Hi Mark and Ed-
Thanks for the input. I'm actually a bit surprised that you've both had such good luck with Rawl 5-pieces (though it sounds like Ed is pretty selective in where he places them, and has had some loosening issues). We've actually found them to loosen pretty quickly, and had much better luck with the Raumer or Fixe studs. Specifically, the long ones with two exansion cones along thier length. The two expansion cones seem to be key, because we've found the single cone variety to be terrible, loosening very quickly, and being extremely sensitive to any dust at all left in the holes. I wonder how 12mm Petzl Longlifes would do in schist? They're billed as being suited for hard rock, but it seems as though they'd grip along the entire shaft length as opposed to just the cone, which intuitively seems like a considerable advantage. I've only placed a couple-few at rap anchors over the years, which is a different animal entirely than a bolt that gets pitched on to regularly...

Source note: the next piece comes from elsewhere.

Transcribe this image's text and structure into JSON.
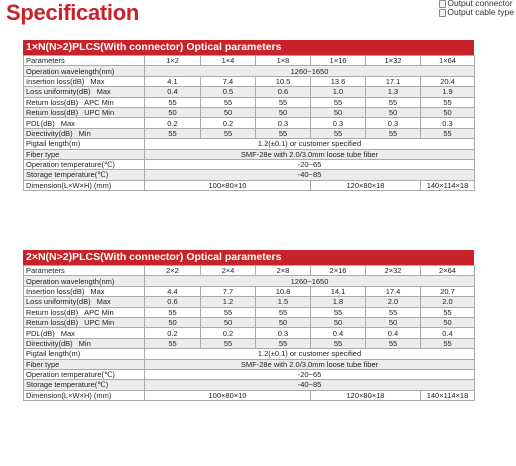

As for the power drill / hand drill debate, I've used both, top-down and on the lead, and when the end goal is hole-quality, there's truely not even a question. And for anyone who hasn't tried it, I can assure them that drilling on the lead with a power drill does not detract a great deal from the challenge or adventure of the endeavor. Climbing with 12lbs of sharp ballast strapped to your ass, or hanging on for dear life while pulling it up from the last pro on the tag line, using one hand and your teeth, when the clock is tic tic ticking away is plenty entertaining. But then, I like shaped skis too, so perhaps I'm biased.